Клерк пожал плечами. Общее мнение, сказал он, таково, что «Роза» затонула или захвачена пиратами.
Пелхэм повернулся и вышел. Если «Роза» действительно пропала, значит, он погиб.

 

Когда сумерки сгустились, он нанял лодку вверх по реке, которая доставила его к ступенькам, спускающимся к воде у деревни Чэринг. Оттуда он пошел по Стрэнду к своему дому; прошел в кабинет, пересчитал все неоплаченные счета и проценты, которые он должен ростовщику Дюпре. Из запертого ящика вынул бумаги, удостоверяющие его права на пай в «Розе», — аккуратно и точно написанные документы.

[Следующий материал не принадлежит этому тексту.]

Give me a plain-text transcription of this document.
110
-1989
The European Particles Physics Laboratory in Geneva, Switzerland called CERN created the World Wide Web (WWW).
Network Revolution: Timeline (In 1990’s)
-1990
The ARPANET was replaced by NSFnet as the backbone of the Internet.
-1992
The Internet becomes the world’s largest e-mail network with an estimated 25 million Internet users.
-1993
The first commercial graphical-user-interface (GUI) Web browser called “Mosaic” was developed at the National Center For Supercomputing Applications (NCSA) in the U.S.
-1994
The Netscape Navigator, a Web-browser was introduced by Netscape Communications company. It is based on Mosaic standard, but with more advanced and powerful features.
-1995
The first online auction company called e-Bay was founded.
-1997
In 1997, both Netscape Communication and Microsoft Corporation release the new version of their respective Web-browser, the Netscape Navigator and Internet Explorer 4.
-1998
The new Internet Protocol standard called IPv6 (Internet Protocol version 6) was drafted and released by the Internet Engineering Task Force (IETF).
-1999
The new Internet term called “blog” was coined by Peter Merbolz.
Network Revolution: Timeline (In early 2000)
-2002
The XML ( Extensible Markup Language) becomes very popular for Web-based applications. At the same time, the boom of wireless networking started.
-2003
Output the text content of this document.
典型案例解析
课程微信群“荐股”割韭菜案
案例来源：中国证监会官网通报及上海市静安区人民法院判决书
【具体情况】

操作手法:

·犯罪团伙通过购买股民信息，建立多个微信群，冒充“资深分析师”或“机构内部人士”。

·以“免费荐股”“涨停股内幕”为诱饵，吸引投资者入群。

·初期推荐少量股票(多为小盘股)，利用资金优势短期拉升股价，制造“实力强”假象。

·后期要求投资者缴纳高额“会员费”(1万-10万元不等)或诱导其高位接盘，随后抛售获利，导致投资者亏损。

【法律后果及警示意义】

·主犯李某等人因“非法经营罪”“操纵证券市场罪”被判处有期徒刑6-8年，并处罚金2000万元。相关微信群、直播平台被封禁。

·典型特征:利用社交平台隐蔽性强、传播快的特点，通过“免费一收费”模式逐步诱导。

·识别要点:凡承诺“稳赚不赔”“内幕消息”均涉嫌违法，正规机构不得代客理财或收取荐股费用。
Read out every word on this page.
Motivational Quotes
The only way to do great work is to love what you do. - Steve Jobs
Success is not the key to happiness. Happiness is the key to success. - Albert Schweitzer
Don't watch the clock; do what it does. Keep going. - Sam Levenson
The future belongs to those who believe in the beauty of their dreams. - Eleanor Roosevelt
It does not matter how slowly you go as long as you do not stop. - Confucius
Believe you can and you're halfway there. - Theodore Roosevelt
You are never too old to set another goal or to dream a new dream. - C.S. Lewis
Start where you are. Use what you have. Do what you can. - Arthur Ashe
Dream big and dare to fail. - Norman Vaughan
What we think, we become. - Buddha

Он вспомнил долгое странствие домой с Азорских островов, когда был молод, и о том, как светлело лицо Томаса Ревилла, когда он говорил больному Пелхэму о богатствах, которые можно найти в Новом Свете: о сказочных плодах и минералах, о золотых жилах.
Он не сразу понял, что позади него в дверях стоит Кейт. Он медленно повернулся.
— При дворе устраивают Театр масок, — сказала она. — Королева просит меня принять в нем участие. Я не хочу.
— У вас есть выбор?
Она развела руками.
— Я думала — точнее, предполагала, — что вы предпочтете, чтобы я оставалась дома. Участие в спектакле означает частые посещения двора. Я думала, что мои обязанности — быть в нашем доме, с нашим сыном.
Он проговорил:
— Если вы откажетесь, вы обидите королеву.
— Вы хотите сказать, что я должна идти?
— Я хочу сказать, как вы, без сомнения, уже поняли, что выбора у вас нет.
Сжав губы, она быстро наклонила голову и ушла.
Он сидел один, свечи оплывали, пока слуга не пришел объявить, что у дверей стоят два человека, которые хотят поговорить с ним.
Он пошевелился и тяжело поднялся, думая, что это касается его работы — возможно, только что арестовали католика, которого нужно допросить. Но когда он подошел к двери, оказалось, что стоявшие там люди ему не знакомы. Они были хорошо одеты, в строгие ливреи темно-зеленого цвета, украшенные серебряными геральдическими лилиями.
Они сказали Пелхэму, что являются слугами принца Генриха, и спросили у него, не может ли он уделить им некоторое время в ближайшем будущем и прийти в Сент-Джеймский дворец, где с ним очень хочет побеседовать принц.